Letters: Scouting Provides Rich Experiences for Children

Dear Editor,

Last week, the Princeton community was treated to a wonderful Commonground lecture on raising resilient children by Lenore Skenazy, author of the book Free Range Kids: “A commonsense approach to parenting in these overprotective times”.

She took the opportunity to highlight the ways that modern parents can promote activities and provide environments that help kids become “smart, young, capable individuals, not invalids who needs constant attention and help.”

Scouting in Princeton is a way that parents can implement Lenore’s ideas.

Girl Scouting and Boy Scouting use progressive experiences to prepare kids for adulthood. They promote child-led experiences and provide multiple opportunities for kids to explore and engage the world around them, all the while cultivating leadership.

For example, girls in Princeton have yearly opportunities to attend camp with older girls, and learn to survive and thrive without modern amenities.
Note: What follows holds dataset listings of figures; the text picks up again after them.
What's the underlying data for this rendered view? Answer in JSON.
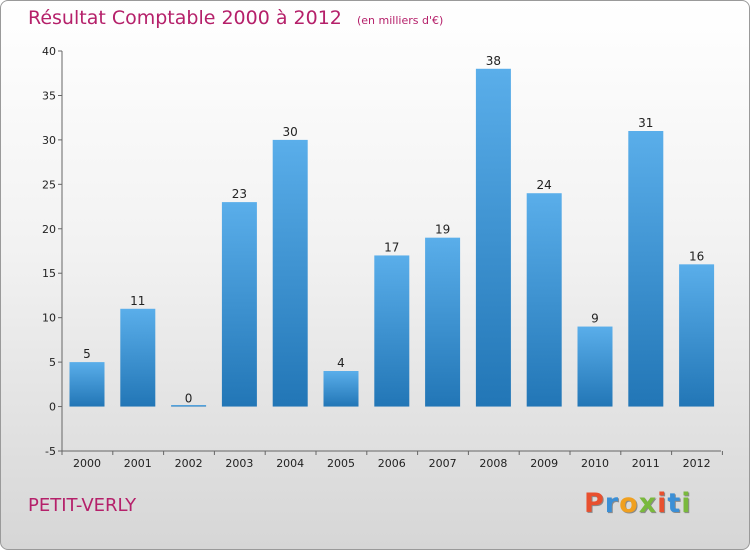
{
  "header": {
    "title": "Résultat Comptable 2000 à 2012",
    "unit_note": "(en milliers d'€)"
  },
  "footer": {
    "place_name": "PETIT-VERLY",
    "logo_letters": [
      "P",
      "r",
      "o",
      "x",
      "i",
      "t",
      "i"
    ]
  },
  "colors": {
    "title": "#b5206a",
    "bar_top": "#5aaeea",
    "bar_bottom": "#2276b6",
    "logo": [
      "#e8502f",
      "#3b8fd6",
      "#f0a020",
      "#7ab93d",
      "#e8502f",
      "#3b8fd6",
      "#7ab93d"
    ]
  },
  "chart_data": {
    "type": "bar",
    "title": "Résultat Comptable 2000 à 2012",
    "subtitle": "(en milliers d'€)",
    "xlabel": "",
    "ylabel": "",
    "categories": [
      "2000",
      "2001",
      "2002",
      "2003",
      "2004",
      "2005",
      "2006",
      "2007",
      "2008",
      "2009",
      "2010",
      "2011",
      "2012"
    ],
    "values": [
      5,
      11,
      0,
      23,
      30,
      4,
      17,
      19,
      38,
      24,
      9,
      31,
      16
    ],
    "ylim": [
      -5,
      40
    ],
    "yticks": [
      -5,
      0,
      5,
      10,
      15,
      20,
      25,
      30,
      35,
      40
    ],
    "grid": false,
    "legend": "none"
  }
}
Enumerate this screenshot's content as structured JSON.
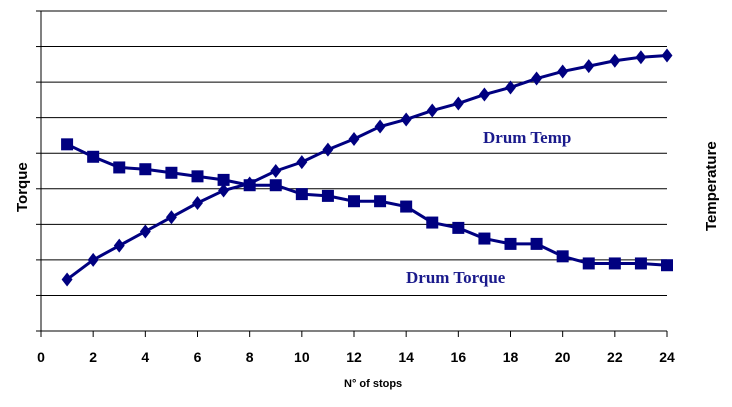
{
  "chart_data": {
    "type": "line",
    "xlabel": "N° of stops",
    "ylabel_left": "Torque",
    "ylabel_right": "Temperature",
    "xlim": [
      0,
      24
    ],
    "x_ticks": [
      "0",
      "2",
      "4",
      "6",
      "8",
      "10",
      "12",
      "14",
      "16",
      "18",
      "20",
      "22",
      "24"
    ],
    "ylim": [
      0,
      9
    ],
    "y_ticks_shown": false,
    "grid": "horizontal",
    "colors": {
      "series": "#000080",
      "label": "#1a1a8c",
      "grid": "#000000"
    },
    "x": [
      1,
      2,
      3,
      4,
      5,
      6,
      7,
      8,
      9,
      10,
      11,
      12,
      13,
      14,
      15,
      16,
      17,
      18,
      19,
      20,
      21,
      22,
      23,
      24
    ],
    "series": [
      {
        "name": "Drum Temp",
        "marker": "diamond",
        "values": [
          1.45,
          2.0,
          2.4,
          2.8,
          3.2,
          3.6,
          3.95,
          4.15,
          4.5,
          4.75,
          5.1,
          5.4,
          5.75,
          5.95,
          6.2,
          6.4,
          6.65,
          6.85,
          7.1,
          7.3,
          7.45,
          7.6,
          7.7,
          7.75
        ]
      },
      {
        "name": "Drum Torque",
        "marker": "square",
        "values": [
          5.25,
          4.9,
          4.6,
          4.55,
          4.45,
          4.35,
          4.25,
          4.1,
          4.1,
          3.85,
          3.8,
          3.65,
          3.65,
          3.5,
          3.05,
          2.9,
          2.6,
          2.45,
          2.45,
          2.1,
          1.9,
          1.9,
          1.9,
          1.85
        ]
      }
    ]
  }
}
Their time with their troop, both at camp and at their field trips and meeting places, enables them to bond, be in the company of other adult authority figures and contribute to both their own development and the larger community. All the while, the girls practice common sense, have opportunities to challenge their comfort zone, and learn valuable skills.

Cub Scouts and Boy Scouts provide a similarly rich experience, through which boys participate in a broad array of activities and adventures.  Through camping, hiking,  service projects and other outdoor activities, boys learn skills that will help them overcome obstacles and challenges with courage and character throughout their lives. As they grow as leaders, they learn cooperation and teamwork, as well as the importance of being active members of the community.

We hope that all parents will consider how Girl Scouts, Cub Scouts and Boy Scouts could benefit their children as they grow, experience and master the world around them. Please join us!

And if your own childhood and adulthood has equipped you with an expertise that would benefit Scouts in Princeton, please consider joining our volunteer ranks to give back to your community and positively affect the next generation.


Karen Freundlich


  1. As a former Scout, I value many of the experiences that are offered by the movement, but it’s hard to endorse the organization until it becomes fully inclusive of all kids and ditches its policy of open discrimination. I’ll be staying on the sidelines till then.

    1. It is important to realize that Girl Scouts and Boy Scouts are completely different organizations and that Girl Scouts has been and continues to be open to ANY girl!

      1. I am aware of that and I bought the cookies last fall! I also believe that many/most activists in the Boy Scouting movement in Princeton are inclusive-minded. I hope the national organization recognizes soon that Scouting is stronger when it includes all young people and sections of society.